DaaS / Products / Automated employee database provisioning

Automated employee database provisioning

When a new employee is onboarded in HR systems, EventBridge captures the event and triggers automated creation of RDS database accounts with role-appropriate permissions, eliminating manual database user setup.

Products involved

Scenario

When HR systems emit employee onboarding events, developers can automate RDS account provisioning by routing these events through EventBridge. This eliminates manual SQL execution or console clicks, ensuring new hires instantly receive role-scoped database access upon onboarding.

Integration steps

Create a custom EventBridge bus to isolate HR traffic: aliyun eventbridge CreateEventBus --EventBusName hr-onboarding-bus
Configure an HTTP API event source to accept HR webhooks at https://<region>.eventbridge.aliyuncs.com/api/v1/events.
Define a routing rule with pattern: {"source": ["hr.system"], "detail-type": ["Employee.Onboarded"]}.
Create an API Destination targeting https://rds.aliyuncs.com. Attach a RAM role with AliyunRDSFullAccess.
Map the rule target to the destination.

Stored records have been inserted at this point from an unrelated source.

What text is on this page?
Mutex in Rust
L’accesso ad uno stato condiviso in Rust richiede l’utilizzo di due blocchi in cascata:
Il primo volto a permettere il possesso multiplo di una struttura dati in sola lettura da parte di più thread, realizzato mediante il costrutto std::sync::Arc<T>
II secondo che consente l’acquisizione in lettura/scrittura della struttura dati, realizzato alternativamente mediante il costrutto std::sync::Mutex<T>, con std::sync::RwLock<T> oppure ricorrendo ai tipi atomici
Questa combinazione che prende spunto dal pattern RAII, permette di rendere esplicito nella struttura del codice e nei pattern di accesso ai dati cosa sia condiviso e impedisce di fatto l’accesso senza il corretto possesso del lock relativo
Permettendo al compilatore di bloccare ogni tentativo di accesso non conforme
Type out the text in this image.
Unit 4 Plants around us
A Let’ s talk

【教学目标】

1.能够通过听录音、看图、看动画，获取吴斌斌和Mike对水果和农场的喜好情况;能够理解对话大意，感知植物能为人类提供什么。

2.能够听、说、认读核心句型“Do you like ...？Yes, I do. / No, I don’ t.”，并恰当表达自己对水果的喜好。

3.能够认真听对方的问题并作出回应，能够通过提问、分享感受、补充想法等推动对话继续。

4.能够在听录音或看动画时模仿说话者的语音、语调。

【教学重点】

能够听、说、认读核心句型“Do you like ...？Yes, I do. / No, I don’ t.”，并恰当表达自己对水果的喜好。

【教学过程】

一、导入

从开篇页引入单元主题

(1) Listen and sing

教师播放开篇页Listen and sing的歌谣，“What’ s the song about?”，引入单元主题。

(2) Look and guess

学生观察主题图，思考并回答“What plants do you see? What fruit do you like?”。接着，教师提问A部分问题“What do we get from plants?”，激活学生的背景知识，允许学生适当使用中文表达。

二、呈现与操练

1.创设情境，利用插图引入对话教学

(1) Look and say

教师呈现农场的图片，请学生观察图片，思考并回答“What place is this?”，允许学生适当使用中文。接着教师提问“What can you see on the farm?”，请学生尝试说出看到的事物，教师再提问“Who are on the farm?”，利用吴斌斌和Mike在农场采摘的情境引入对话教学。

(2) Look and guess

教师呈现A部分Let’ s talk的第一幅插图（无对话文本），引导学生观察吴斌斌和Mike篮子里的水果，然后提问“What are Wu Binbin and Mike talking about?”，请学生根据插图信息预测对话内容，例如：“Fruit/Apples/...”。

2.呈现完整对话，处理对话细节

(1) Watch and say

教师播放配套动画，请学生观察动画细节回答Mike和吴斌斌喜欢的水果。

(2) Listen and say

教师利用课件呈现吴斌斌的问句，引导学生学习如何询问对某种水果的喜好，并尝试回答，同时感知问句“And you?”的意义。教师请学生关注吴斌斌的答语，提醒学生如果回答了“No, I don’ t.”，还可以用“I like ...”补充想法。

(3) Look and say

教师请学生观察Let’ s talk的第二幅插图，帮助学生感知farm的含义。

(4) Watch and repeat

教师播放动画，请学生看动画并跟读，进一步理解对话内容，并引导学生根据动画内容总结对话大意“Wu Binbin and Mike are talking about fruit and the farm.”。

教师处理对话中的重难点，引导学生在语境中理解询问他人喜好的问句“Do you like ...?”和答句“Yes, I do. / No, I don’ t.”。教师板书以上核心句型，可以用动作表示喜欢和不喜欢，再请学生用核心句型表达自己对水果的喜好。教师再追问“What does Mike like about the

Set HTTP method to POST and path to /?Action=CreateAccount&Version=2014-08-15.
Configure input transformation to map HR payload fields to RDS API parameters:

``json {"DBInstanceId":"rm-uf6wjk5xxxx","AccountName":"$.detail.employee_id","AccountPassword":"$.detail.temp_pw","AccountType":"Normal"} ``

Add a second target calling GrantAccountPrivilege with AccountPrivilege mapped to $.detail.db_role (e.g., ReadWrite or ReadOnly).
Validate the pipeline: curl -X POST <eb_endpoint> -d '{"source":"hr.system","detail-type":"Employee.Onboarded","detail":{"employee_id":"dev_01","temp_pw":"P@ssw0rd!","db_role":"ReadOnly"}}'

Architecture

The HR system pushes a JSON payload to EventBridge’s HTTP API endpoint. EventBridge evaluates the payload against a pattern-matching rule, transforms the event into RDS OpenAPI parameters, and invokes the CreateAccount action via API Destination. RDS provisions the account, applies the mapped privileges, and returns a success status to EventBridge, which logs the execution for audit.

Prerequisites

Active ApsaraDB RDS instance with network access reachable from EventBridge.
RAM role with AliyunEventBridgeFullAccess and AliyunRDSFullAccess policies.
HR system capable of sending authenticated HTTPS POST requests.
EventBridge API Destination configured with VPC connector if RDS uses private networking.

Common pitfalls

Password policy violations: RDS enforces 8-32 chars with mixed case/symbols. Non-compliant HR payloads trigger InvalidPassword.
API QPS throttling: Bulk onboarding spikes exceed RDS API limits. Configure EventBridge retry policies with exponential backoff.
VPC isolation failures: API Destinations cannot reach private RDS endpoints without a VPC connector or NAT gateway.
Duplicate account errors: Reusing employee_id without idempotency checks causes AccountAlreadyExists. Append unique suffixes or pre-check existence.

Typical questions

automate database account creation for new employees
auto-provision db users when employee joins
新员工自动创建数据库账号
EventBridge触发RDS账号管理
integrate HR system with database provisioning
employee onboarding automation
自动配置数据库权限

FAQ

Q: How does the system automatically provision database accounts for new employees? A: The system automatically creates RDS database accounts with role-appropriate permissions when a new employee is onboarded in an HR system. EventBridge captures the onboarding event to trigger this workflow, eliminating manual database user setup by integrating with ApsaraDB RDS account management.